Monday, April 23, 2012
Online reputation experts weigh in on the "do's and don'ts" of fixing one's own
I noticed a year-old article (link) in Time, “Repairing Your Damaged Online Reputation: When Is It Time to Call in the Experts?”, by Megan Gibson, April 19, 2011. She discusses two major services, Reputation.com and Integrity Defenders (link). It’s possible, of course, that some of the prices and information could have changed since publication.
I checked my own a few moments ago, by my legal name (“John W. Boushka”) in Google and it still looks pretty clean. The websites that contain my name come up ahead of “doaskdotell.com”, and a Master’s Thesis from grad school shows up high, which would generally be a good thing.
It’s clear that people who have to sell to the public for a living (insurance agents, for example, or financial planners) or who are entrusted personally by the public (teachers) can have a lot a stake with the permanence of negative digital information popping up in the first few pages of a Google, Bing, or Yahoo! search. It’s remarkable suddenly this whole issue became a problem in the 2005-2006 time frame, in the days when Myspace was still more popular (or more universal) than Facebook.

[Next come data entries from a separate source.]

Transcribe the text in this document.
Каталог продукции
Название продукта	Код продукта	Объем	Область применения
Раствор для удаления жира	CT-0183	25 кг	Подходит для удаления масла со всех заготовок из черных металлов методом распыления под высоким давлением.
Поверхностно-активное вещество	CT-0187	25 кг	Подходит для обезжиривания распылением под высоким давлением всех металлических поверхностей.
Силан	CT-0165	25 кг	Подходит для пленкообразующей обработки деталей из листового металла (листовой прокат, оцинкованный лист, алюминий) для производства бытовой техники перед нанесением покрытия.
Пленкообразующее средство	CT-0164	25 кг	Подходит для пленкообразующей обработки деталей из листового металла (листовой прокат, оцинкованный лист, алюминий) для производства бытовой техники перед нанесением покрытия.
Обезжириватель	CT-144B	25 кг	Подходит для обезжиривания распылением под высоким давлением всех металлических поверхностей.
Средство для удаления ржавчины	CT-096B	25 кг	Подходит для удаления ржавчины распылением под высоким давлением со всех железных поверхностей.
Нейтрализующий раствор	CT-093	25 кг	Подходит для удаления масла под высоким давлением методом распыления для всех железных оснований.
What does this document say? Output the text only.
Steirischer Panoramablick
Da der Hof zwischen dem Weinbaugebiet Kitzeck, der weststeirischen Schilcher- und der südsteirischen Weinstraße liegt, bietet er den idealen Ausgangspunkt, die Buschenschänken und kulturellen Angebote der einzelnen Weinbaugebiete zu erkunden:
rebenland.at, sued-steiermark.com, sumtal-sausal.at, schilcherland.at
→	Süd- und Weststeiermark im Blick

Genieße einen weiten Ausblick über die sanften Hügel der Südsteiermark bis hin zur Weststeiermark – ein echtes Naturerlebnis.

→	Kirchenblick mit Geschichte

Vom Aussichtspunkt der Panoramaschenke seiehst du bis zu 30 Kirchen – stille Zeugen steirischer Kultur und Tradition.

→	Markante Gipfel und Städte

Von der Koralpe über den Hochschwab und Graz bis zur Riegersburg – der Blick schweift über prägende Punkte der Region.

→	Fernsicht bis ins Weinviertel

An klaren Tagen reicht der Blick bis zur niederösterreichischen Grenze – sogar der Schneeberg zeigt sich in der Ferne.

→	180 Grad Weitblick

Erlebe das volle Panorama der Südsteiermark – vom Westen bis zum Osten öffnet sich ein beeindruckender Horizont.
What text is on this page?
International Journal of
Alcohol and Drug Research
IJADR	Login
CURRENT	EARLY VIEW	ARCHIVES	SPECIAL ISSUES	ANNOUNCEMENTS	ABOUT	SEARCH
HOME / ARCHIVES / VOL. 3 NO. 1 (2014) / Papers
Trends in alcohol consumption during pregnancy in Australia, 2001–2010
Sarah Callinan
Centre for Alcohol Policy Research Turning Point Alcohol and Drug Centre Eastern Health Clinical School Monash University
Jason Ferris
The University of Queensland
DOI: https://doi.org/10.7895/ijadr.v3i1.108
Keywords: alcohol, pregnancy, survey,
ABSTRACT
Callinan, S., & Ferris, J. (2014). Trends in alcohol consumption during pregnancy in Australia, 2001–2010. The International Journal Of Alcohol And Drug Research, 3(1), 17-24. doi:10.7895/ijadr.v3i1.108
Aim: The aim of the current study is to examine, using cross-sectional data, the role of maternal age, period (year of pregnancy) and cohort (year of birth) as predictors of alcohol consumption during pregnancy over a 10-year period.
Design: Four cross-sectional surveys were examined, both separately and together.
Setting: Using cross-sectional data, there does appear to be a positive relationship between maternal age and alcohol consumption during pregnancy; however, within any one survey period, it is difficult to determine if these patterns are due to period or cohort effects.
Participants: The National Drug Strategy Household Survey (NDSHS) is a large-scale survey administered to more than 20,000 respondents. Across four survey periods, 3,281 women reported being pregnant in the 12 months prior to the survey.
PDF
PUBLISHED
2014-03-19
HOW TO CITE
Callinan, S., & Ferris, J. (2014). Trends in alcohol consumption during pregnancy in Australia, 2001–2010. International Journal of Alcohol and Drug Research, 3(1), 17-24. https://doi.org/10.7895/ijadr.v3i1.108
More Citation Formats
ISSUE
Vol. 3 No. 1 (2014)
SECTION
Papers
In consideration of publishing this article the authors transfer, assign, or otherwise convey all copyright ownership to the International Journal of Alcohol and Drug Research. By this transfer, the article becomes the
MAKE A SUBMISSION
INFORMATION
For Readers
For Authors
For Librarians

Another good question could be, would the popularity of mobile computing affect the way reputations are perceived?
As noted in a posting here March 12, the presence of “tattletale” sites, discussed on Anderson Cooper’s afternoon show, creates issues, as people can turn in others suspected (often incorrectly) of things (like STD’s) and then possibly be extorted into some sort of reputation cleanup. As I discussed there, it’s controversial and unclear how much the Section 230 downstream liability protection for hosts fits in with these sites.
Professional reputation management is expensive, and requires the active cooperation of the client. When can reputation repair be a “do it yourself” operation?
“Reputation.com” (founded by Michael Fertik) does have a white-paper-like page on this issue, warning users of likely mistakes (link). True, the more positive or professional stuff you put out there, the better, up to a point. Websites and blogs with your name (which can be a problem if someone with the same name or similar name has a bad reputation), twitter, Linked-In and Facebook accounts tend to show up first, as do resumes and things that sound “occupational” to most search engines. But avoid techniques that search engines consider unethical or spam, such as hiding text, link farming (probably the worst offense) or “website cloaking”. Avoid too much literal copying (“cut and paste”) of text from other sites – this is not only a copyright risk (and visitors know I have covered the copyright troll issue – “Righthaven” – thoroughly), but it may cause your web work to look spammy. Maybe your English teacher was doing you a favor by using turnitin.com to look for plagiarism.
An "inconvenient truth" is that many people have to scrap and compete for a living (and to provide for real-world families) and will sometimes do or say things that others consider "over the top". And the digital world have very long memories indeed.